Monday, 2 June 2014

Essential Revision

Aleks Krotoski on her own in the New Mexico desert, using a laptop

The Virtual Revolution: Homo Interneticus

Dear all

Time is ticking away so make certain that you revise with care the issues and debates.  I offer below some useful links to views on the debates surrounding the impact of digital media on society.

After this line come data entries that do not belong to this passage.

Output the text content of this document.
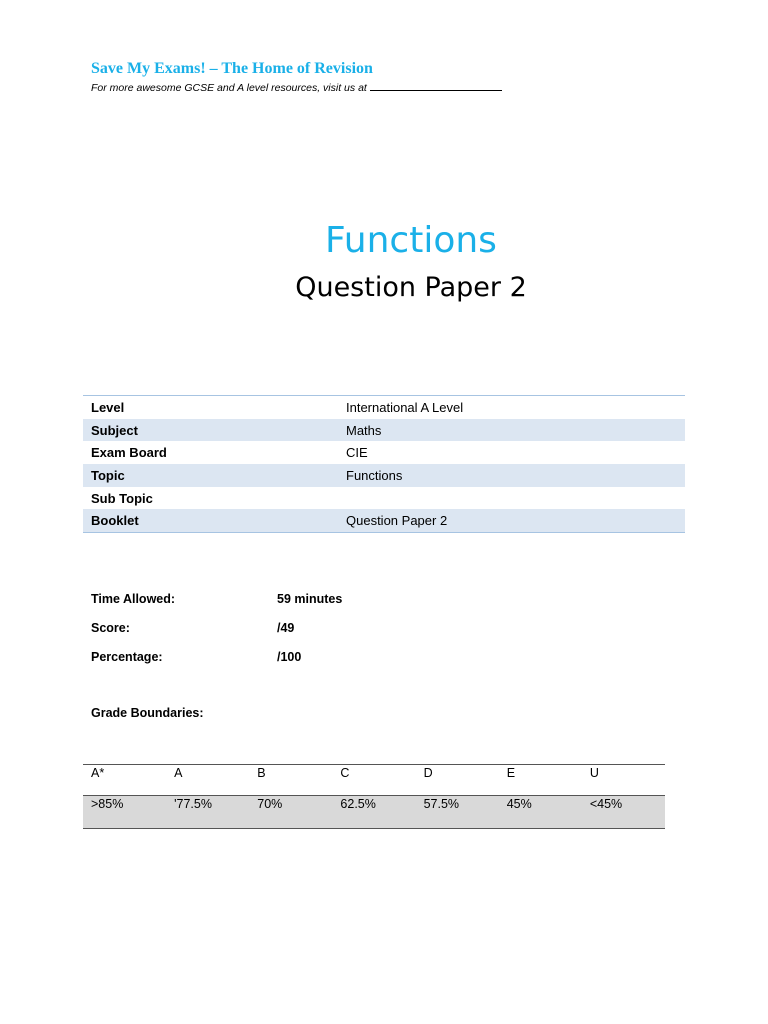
Save My Exams! – The Home of Revision
For more awesome GCSE and A level resources, visit us at
Functions
Question Paper 2
Level	International A Level
Subject	Maths
Exam Board	CIE
Topic	Functions
Sub Topic	
Booklet	Question Paper 2
Time Allowed:	59 minutes
Score:	/49
Percentage:	/100
Grade Boundaries:
A*	A	B	C	D	E	U
>85%	'77.5%	70%	62.5%	57.5%	45%	<45%
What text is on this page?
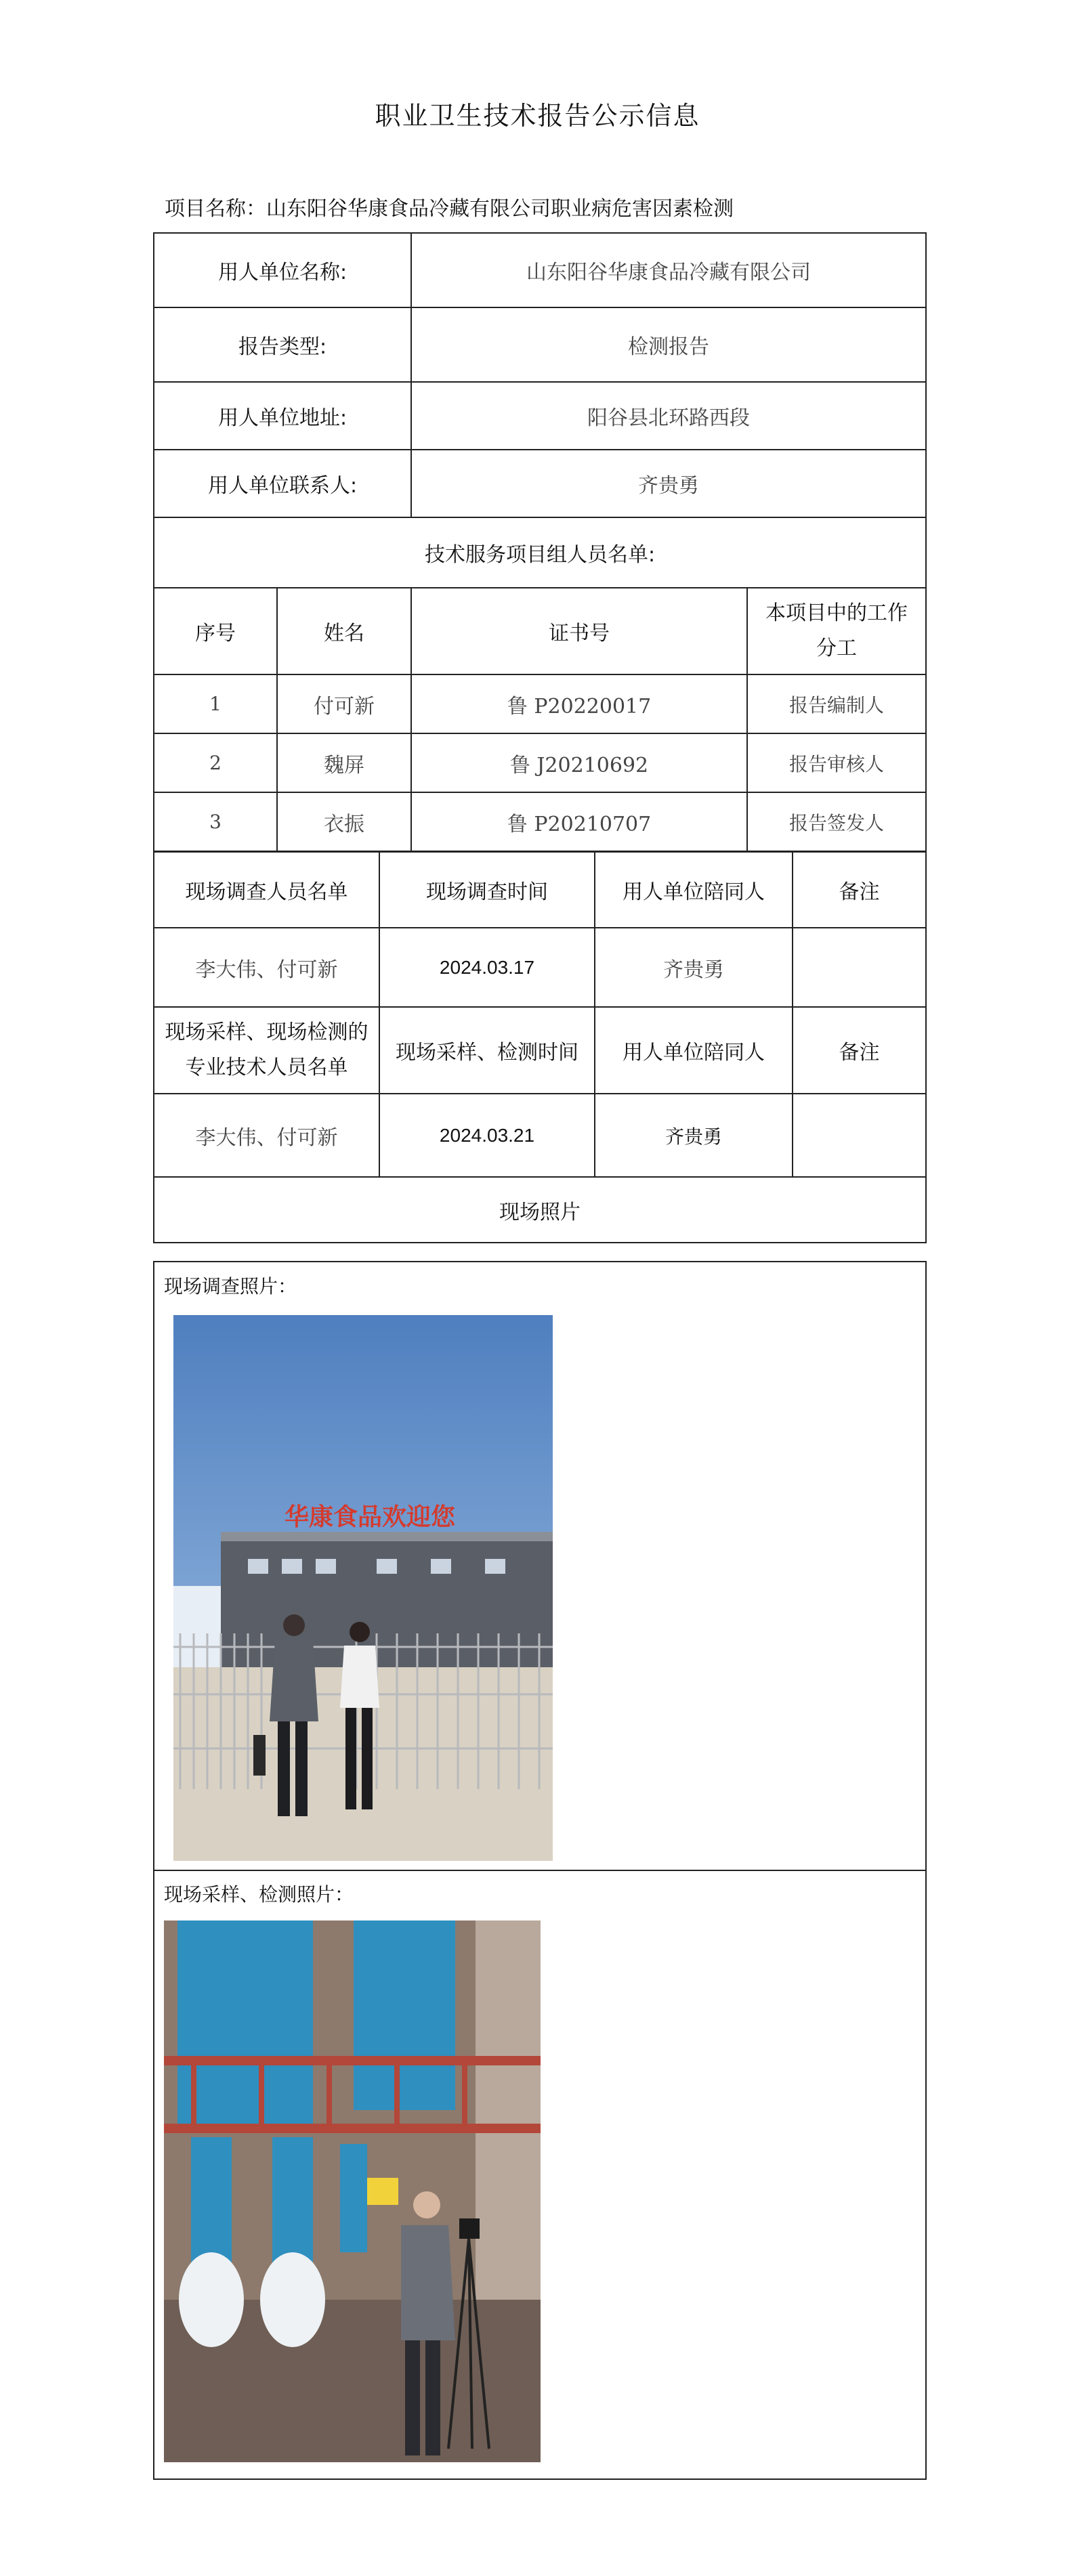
职业卫生技术报告公示信息
项目名称：山东阳谷华康食品冷藏有限公司职业病危害因素检测
用人单位名称:		山东阳谷华康食品冷藏有限公司	
报告类型:		检测报告	
用人单位地址:		阳谷县北环路西段	
用人单位联系人:		齐贵勇	
技术服务项目组人员名单:			
序号	姓名	证书号	本项目中的工作分工
1	付可新	鲁 P20220017	报告编制人
2	魏屏	鲁 J20210692	报告审核人
3	衣振	鲁 P20210707	报告签发人
现场调查人员名单	现场调查时间	用人单位陪同人	备注
李大伟、付可新	2024.03.17	齐贵勇	
现场采样、现场检测的专业技术人员名单	现场采样、检测时间	用人单位陪同人	备注
李大伟、付可新	2024.03.21	齐贵勇	
现场照片			
现场调查照片：
华康食品欢迎您
现场采样、检测照片：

Navigate to these sites and watch and make notes:  Essential viewing

[1] This is a link to the clips section of the BBC series The Virtual Revolution [which won a BAFTA in 2010]
http://www.bbc.co.uk/programmes/b00n4j0r/clips

[2] this is the link to the home page of the programme
http://www.bbc.co.uk/programmes/b00n4j0r

[3] Sadly, the I-Player links no longer offer the programme.  However, click on the link below to get to the You Tube clip from the first episode and from there navigate your way through the rest of the sections offered
https://www.youtube.com/watch?v=NPD4Ep_J81k

[4] the last link is to the interviews page of the BBC site with unedited interviews with some key players.
http://www.bbc.co.uk/virtualrevolution/interviews.shtml

Episode 1:
The wonder and walls of Wikipedia; the blogger media revolution; the price of peer-to-peer piracy... who really has power on the web? Is it the online crowd or the 'gatekeepers'? Is the web a platform for sharing or is it inequality writ large?

Episode 2:

Is the web indestructable or can censorship, cybercrime or infrastructure attack bring it down? As the web trancends the barriers of the physical world the orthodox view is that the nation state will inevitably wither as the porous web of hyperlinks conquers the globe. But some states are fighting back.

Episode 3:

Free services, limitless information, endless opportunities for the user... the web seems to defy all the laws of economics. But are we trading our privacy for a 'free' web?

Episode 4:

Are we empowered, connected and enlightened with the world's knowledge at our fingertips? Or distracted and addicted with shorter attention spans> Are our skittering brains bombarded and stupified by the 'yuck and wow' of the web? Is the web really changing us - the way we think, the way we behave, the way relate to each other? And is it for better or for worse?